AMS and rock magnetism in the Caviahue-Copahue Volcanic Complex (Southern Andes): Emission center, flow dynamics, and implications to the emplacement of non-welded PDCs

HAAG, MAURICIO BARCELOS; SOMMER, CARLOS AUGUSTO; SAVIAN, JAIRO FRANSCISO; CASELLI, ALBERTO TOMÁS; MONCINHATTO, THIAGO RIBAS; HARTMANN, GELVAM ANDRÉ; ORT, MICHAEL H.; POLETTI, WILBOR; DA TRINDADE, RICARDO IVAN FERREIRA

JOURNAL OF VOLCANOLOGY AND GEOTHERMAL RESEARCH

ELSEVIER SCIENCE BV

Año: 2021 vol. 416

0377-0273

Pyroclastic deposits can cover significant areas and register major geological events. Despite their importance, understanding depositional dynamics of pyroclastic density currents (PDCs) and linking explosive deposits to their emission centers is still a challenge, especially in the case of non-welded, massive ignimbrites. Located in the Southern Andes, the Caviahue Copahue Volcanic Complex (CCVC) comprises one of the most active volcanic centers in the Andean Belt.

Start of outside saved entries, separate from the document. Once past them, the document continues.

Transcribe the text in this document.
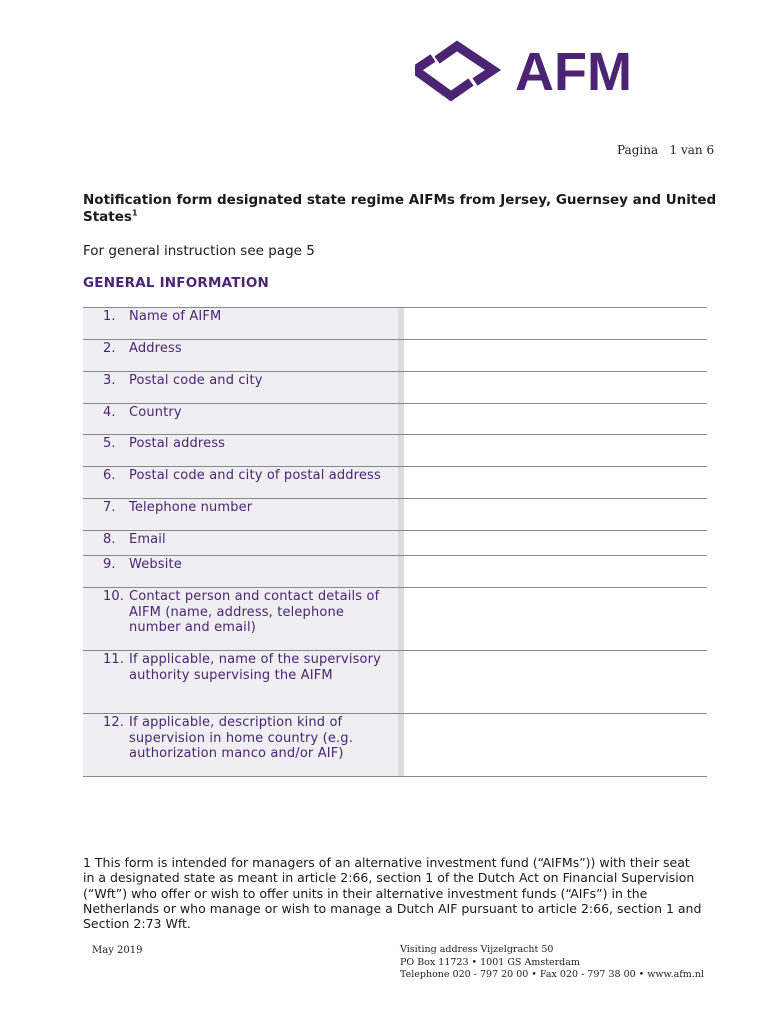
AFM
Pagina   1 van 6
Notification form designated state regime AIFMs from Jersey, Guernsey and United States$^1$
For general instruction see page 5
GENERAL INFORMATION
1. Name of AIFM	

2. Address	

3. Postal code and city	

4. Country	

5. Postal address	

6. Postal code and city of postal address	

7. Telephone number	

8. Email	

9. Website	

10. Contact person and contact details of AIFM (name, address, telephone number and email)	

11. If applicable, name of the supervisory authority supervising the AIFM	

12. If applicable, description kind of supervision in home country (e.g. authorization manco and/or AIF)	

1 This form is intended for managers of an alternative investment fund (“AIFMs”)) with their seat in a designated state as meant in article 2:66, section 1 of the Dutch Act on Financial Supervision (“Wft”) who offer or wish to offer units in their alternative investment funds (“AIFs”) in the Netherlands or who manage or wish to manage a Dutch AIF pursuant to article 2:66, section 1 and Section 2:73 Wft.
May 2019	Visiting address Vijzelgracht 50
PO Box 11723 • 1001 GS Amsterdam
Telephone 020 - 797 20 00 • Fax 020 - 797 38 00 • www.afm.nl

This volcanic complex hosts massive ignimbrites with both source emplacement poorly constrained, currently grouped in the Riscos Bayos Ignimbrites (RBI). In this contribution, we perform a full magnetic characterization and anisotropy of magnetic susceptibility (AMS) study on the massive RBI of the CCVC. The magnetic characterization was performed using magnetic experiments including isothermal remanet magnetization, thermomagnetic curves, hysteresis loops, first-order reversal curves, and scanning electron microscopy. Magnetic experiments indicate primary, multi-domain, high Curie temperature titanomagnetites as the AMS carriers. Ellipsoids are predominately oblate, with a low degree of anisotropy and east-southeastward imbrication. This fabric arrangement is consistent with PDC sedimentary fabrics deposited under laminar flow conditions. Despite RBI massive structure AMS data reveals changes in transport capacity of the PDC and particle organization. These changes are marked by increasing AMS dispersion and decreasing degree of anisotropy up-section within flow units. Directional statistics of AMS data implies the Las Mellizas Caldera as the emission center of RBI. The reconstructed flow path also suggests the PDC overrun of the Caviahue Caldera topographic rim. This study highlights the application of AMS to the identification of emission centers of explosive deposits, featuring its application to massive ignimbrites.